転生初日
太陽がまぶしい。意識が戻ってきたとき僕は草原に寝ていた。
服装は転生する前と同じ古くてぼろぼろの動きやすい服だ。
転生したなら新しい人生を楽しんでみたい。だが、過酷な労働をやりすぎたせいで何をしたいのかわからない。
とりあえず、近くにある木の下で考えよう。ここはどんな世界だろう?今の僕の状態は?この世界に人は暮らしてる?町はある?魔法はどんなもの?魔法の使い方は?……たくさんのことを考えた。
しばらく考えていると近くを人が歩いていることに気づいた。歩いている人々は当然のように素通りしていく。僕も声をかけないので当然会話などしない。二人以上のグループはおしゃべりしている。聞こえてくる会話を理解できそうなので言葉は通じるみたいだ。
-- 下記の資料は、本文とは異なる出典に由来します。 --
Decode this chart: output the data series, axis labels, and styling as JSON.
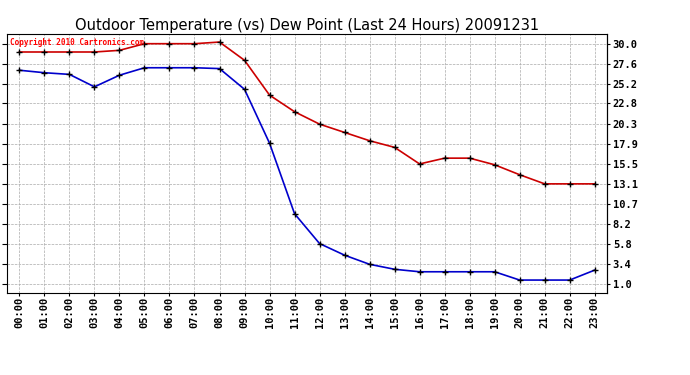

よし、会話をしよう。どんな物語も会話がなければ進まないではないか。そう思ったが、思っただけで会話ができるようになれば苦労はしない。結局、会話をすることもなく時間だけが徒に過ぎていく。立ち止まっているだけでは食事もできないので移動する。どちらに行けば良いのかわからなかったので、近くを通った人についていくことにした。不審者に見えるかもしれないが気にしたら道に迷う。
町のようなところに着いたが金を持ってない。そろそろ日が暮れそうなので寝る場所が欲しい。宿があるが入って良いか迷う。腹を決めて宿に入る。
「いらっしゃい」
宿のおじさんの声がものすごい元気だ。
「……」
しばらくの間の沈黙。
「転生者か?」
おじさんの心配したような声にうなづく。
「この世界に転生者は多いから心配するな。今日は遅いからとりあえず寝とけ」
おじさんに案内され、ベッドに寝る。一言も話さず転生生活の一日目が終わった。